Prima facie, Anirudh Damani appears to know what he is doing and so we will have to keep a hawk eye on him as well on SPML Infra.
Yuken India, “classic turnaround story”
Mudar’s latest recommendation is Yuken India Ltd, a MNC in which Yuken Kogyo Co, the Japanese behemoth, holds 40% of the equity.
The Company is a micro-cap with a market capitalisation of only Rs. 563 crore. It is engaged in the manufacture of pumps.
Apparently, the Company uses “hydraulics technology” to manufacture “mission-critical” pumps, valves, castings and cylinders. These are sold individually and collectively through power pack solutions, addressing the processing requirement in machine tools, steel mills, power projects, plastics and mobile application industries.
Foundry business, the millstone around Yuken’s neck
Several years ago, Yuken India committed the buffoonery of investing in a “foundry” to manufacture castings.
For various reasons, the foundry turned out to be a bottomless pit and guzzled down all the profits that the Company was making from the pumps business.
Fortunately, better sense has prevailed upon the Company that there is no point in throwing good money after bad and that it is better to junk the foundry business and salvage what is left of it.
The Company has entered into a slump-sale agreement with Grotex Enterprises to sell the foundries business with effect from 1st October 2016.
Sale of prime land in Whitefield, Bengaluru
The foundry was located in 6 acres of prime land in Whitefield, an elite area of Bengaluru, which is home to several IT firms, commercial and residential buildings.
The Company has entered into a joint development agreement with Brigade Enterprises, a reputed developer, to develop the land and share the revenue from its proceeds.
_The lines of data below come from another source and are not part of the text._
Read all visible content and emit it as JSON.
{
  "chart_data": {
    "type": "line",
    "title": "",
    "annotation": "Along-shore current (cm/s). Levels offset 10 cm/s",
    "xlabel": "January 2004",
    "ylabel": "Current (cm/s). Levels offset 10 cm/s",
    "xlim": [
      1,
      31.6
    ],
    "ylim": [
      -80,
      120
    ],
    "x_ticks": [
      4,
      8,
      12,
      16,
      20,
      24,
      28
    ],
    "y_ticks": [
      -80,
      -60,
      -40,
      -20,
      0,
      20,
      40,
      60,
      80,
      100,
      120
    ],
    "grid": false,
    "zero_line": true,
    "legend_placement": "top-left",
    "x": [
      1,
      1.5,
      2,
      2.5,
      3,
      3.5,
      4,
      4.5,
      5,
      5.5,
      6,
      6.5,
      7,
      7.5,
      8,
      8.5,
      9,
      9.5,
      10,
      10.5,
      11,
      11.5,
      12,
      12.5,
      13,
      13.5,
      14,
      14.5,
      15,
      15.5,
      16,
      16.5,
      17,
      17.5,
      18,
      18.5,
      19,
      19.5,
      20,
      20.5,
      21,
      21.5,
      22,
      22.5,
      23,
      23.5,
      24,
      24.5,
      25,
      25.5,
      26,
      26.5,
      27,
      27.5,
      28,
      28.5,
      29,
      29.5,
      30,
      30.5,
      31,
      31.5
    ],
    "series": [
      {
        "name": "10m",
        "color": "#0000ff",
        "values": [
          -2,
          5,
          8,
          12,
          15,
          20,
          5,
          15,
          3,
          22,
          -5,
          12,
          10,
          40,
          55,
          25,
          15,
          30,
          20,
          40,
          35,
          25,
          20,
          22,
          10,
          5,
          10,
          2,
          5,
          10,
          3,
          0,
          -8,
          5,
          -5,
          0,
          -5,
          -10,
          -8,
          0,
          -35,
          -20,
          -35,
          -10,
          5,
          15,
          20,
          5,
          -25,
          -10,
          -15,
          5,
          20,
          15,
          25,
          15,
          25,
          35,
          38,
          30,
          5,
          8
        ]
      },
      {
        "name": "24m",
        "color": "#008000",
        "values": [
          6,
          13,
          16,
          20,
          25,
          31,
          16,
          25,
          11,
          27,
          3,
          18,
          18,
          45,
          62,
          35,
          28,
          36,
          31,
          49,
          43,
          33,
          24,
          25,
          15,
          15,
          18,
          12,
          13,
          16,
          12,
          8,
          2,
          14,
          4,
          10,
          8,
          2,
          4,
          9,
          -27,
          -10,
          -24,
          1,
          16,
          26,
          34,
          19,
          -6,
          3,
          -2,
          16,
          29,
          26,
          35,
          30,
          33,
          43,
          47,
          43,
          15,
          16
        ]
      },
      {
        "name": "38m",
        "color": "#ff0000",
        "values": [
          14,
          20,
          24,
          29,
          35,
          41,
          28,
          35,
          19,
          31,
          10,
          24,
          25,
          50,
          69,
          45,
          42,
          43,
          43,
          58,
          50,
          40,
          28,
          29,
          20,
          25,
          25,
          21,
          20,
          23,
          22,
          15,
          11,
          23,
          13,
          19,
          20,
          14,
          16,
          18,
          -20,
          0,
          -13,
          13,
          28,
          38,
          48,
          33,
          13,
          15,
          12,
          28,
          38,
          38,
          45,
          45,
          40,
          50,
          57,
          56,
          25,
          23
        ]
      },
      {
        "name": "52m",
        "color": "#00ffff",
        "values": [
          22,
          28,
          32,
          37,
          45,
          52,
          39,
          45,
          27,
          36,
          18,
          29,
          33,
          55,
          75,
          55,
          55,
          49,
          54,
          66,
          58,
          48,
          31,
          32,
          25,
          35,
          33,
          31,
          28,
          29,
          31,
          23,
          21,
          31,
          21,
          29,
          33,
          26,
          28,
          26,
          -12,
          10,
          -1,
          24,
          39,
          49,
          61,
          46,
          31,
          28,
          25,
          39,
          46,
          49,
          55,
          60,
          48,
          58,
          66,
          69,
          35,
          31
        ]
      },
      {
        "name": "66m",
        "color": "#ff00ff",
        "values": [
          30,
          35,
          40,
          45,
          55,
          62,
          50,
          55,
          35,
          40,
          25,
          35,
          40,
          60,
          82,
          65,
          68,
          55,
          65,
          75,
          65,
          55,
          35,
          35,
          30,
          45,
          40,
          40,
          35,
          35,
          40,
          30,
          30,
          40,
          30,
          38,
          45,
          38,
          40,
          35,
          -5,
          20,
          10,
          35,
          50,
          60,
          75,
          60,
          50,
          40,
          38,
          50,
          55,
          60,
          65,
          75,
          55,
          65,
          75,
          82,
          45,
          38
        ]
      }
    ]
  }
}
The project will take 3 to 4 years to be completed after sanction of the plans by the municipal authorities.
Mudar has explained that there are three aspects which make Yuken India an exciting turnaround story:
(i) First, the sale of the foundry will save losses of nearly 6 crore a year;
(ii) Second, the sale of the land will generate about Rs. 160 crore across three years;
(iii) Third, the core business of manufacturing pumps will do well. As the economy grows, Yuken will at least quadruple annual revenue to ~800 crore on an equity of ~3 crore, with tonnes of cash on its books.
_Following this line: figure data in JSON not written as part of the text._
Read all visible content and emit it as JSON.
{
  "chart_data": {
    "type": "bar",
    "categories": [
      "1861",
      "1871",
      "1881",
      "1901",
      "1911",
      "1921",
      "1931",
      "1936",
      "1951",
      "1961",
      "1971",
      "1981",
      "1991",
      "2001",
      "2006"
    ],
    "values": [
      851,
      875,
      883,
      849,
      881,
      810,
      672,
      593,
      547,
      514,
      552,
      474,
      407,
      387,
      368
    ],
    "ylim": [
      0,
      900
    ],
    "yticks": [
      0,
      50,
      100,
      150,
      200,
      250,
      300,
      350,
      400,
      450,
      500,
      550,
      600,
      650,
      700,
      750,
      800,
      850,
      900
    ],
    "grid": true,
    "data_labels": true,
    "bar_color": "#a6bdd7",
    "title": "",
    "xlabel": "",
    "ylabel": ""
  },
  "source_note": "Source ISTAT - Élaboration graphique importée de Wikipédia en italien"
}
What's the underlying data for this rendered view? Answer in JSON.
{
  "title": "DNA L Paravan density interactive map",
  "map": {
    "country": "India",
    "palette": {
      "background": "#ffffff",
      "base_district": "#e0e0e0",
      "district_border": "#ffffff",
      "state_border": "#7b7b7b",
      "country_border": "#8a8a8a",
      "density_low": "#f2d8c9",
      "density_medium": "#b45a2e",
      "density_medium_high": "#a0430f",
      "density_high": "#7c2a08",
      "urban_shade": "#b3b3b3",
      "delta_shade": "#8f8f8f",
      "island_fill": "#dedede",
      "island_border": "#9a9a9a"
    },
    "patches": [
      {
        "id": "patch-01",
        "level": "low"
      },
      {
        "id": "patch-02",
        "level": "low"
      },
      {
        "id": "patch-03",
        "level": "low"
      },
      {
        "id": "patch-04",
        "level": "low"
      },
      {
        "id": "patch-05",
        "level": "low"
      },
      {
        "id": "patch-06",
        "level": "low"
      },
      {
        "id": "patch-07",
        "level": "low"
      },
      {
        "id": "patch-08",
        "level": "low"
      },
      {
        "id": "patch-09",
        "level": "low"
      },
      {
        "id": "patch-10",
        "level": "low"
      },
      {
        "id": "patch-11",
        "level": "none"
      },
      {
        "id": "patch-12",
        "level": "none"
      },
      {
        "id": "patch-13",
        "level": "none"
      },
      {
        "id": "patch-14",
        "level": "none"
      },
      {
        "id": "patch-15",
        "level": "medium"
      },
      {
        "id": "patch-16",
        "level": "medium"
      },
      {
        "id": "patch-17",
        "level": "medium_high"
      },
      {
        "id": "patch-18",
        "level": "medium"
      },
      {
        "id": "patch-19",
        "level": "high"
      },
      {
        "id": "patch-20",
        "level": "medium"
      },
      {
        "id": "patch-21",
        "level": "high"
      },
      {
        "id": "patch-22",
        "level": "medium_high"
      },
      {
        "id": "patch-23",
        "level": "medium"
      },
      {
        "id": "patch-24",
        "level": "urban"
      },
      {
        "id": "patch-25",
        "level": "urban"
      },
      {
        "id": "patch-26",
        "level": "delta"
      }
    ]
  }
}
Mudar also points out that Yuken India has also been cash-positive even in the most challenging market cycles of the past few years.
So, the huge inflow of Rs. 160 crore that it will get from the sale of the land may be used by it for a buyback or a special dividend.
In either event, the stock is likely to take off like a rocket, he opines.
What about the dreaded ‘BSE Group ST’
At this stage, we have to note that Yuken India has been condemned by the mandarins of BSE to the dreaded ‘Group ST’.
A stock which is punished with the “Group ST” rating is subject to several disabilities such as
(a) Imposition of weekly, monthly price bands in addition to existing daily, quarterly, yearly price bands;
(b) Imposition of very high transaction charges;
(c) Placing / continuing securities in trade to trade category;
(d) Requirement of depositing additional amount as Surveillance Deposit, which shall be retained for an extended period.
Prima facie, it appears that the mandarins of BSE have done this because Yuken India’s stock price has surged from a low of Rs. 300 to the CMP of Rs. 1877, putting massive YoY gains of 481% on the table.
The steep surge appears to have triggered alarm bells that there is some sort of manipulation going on in the stock.
Of course, the mandarins have not appreciated that there are bona fide commercial reasons for the surge as have been outlined by Mudar Patherya.
Group ST ranking is a blessing in disguise?
Prima facie, the condemnation of Yuken India to the Group ST category may be a blessing in disguise because it discourages deep pocketed investors from barging in and mopping up all the shares.
On the other hand, novice investors buying small bits and pieces will be able to smuggle into the stock unnoticed because their actions will not trigger any alerts in the BSE HQ.
After the cooling period is over, Yuken India will be released from the shackles of Group ST and will hopefully resume its upward trajectory!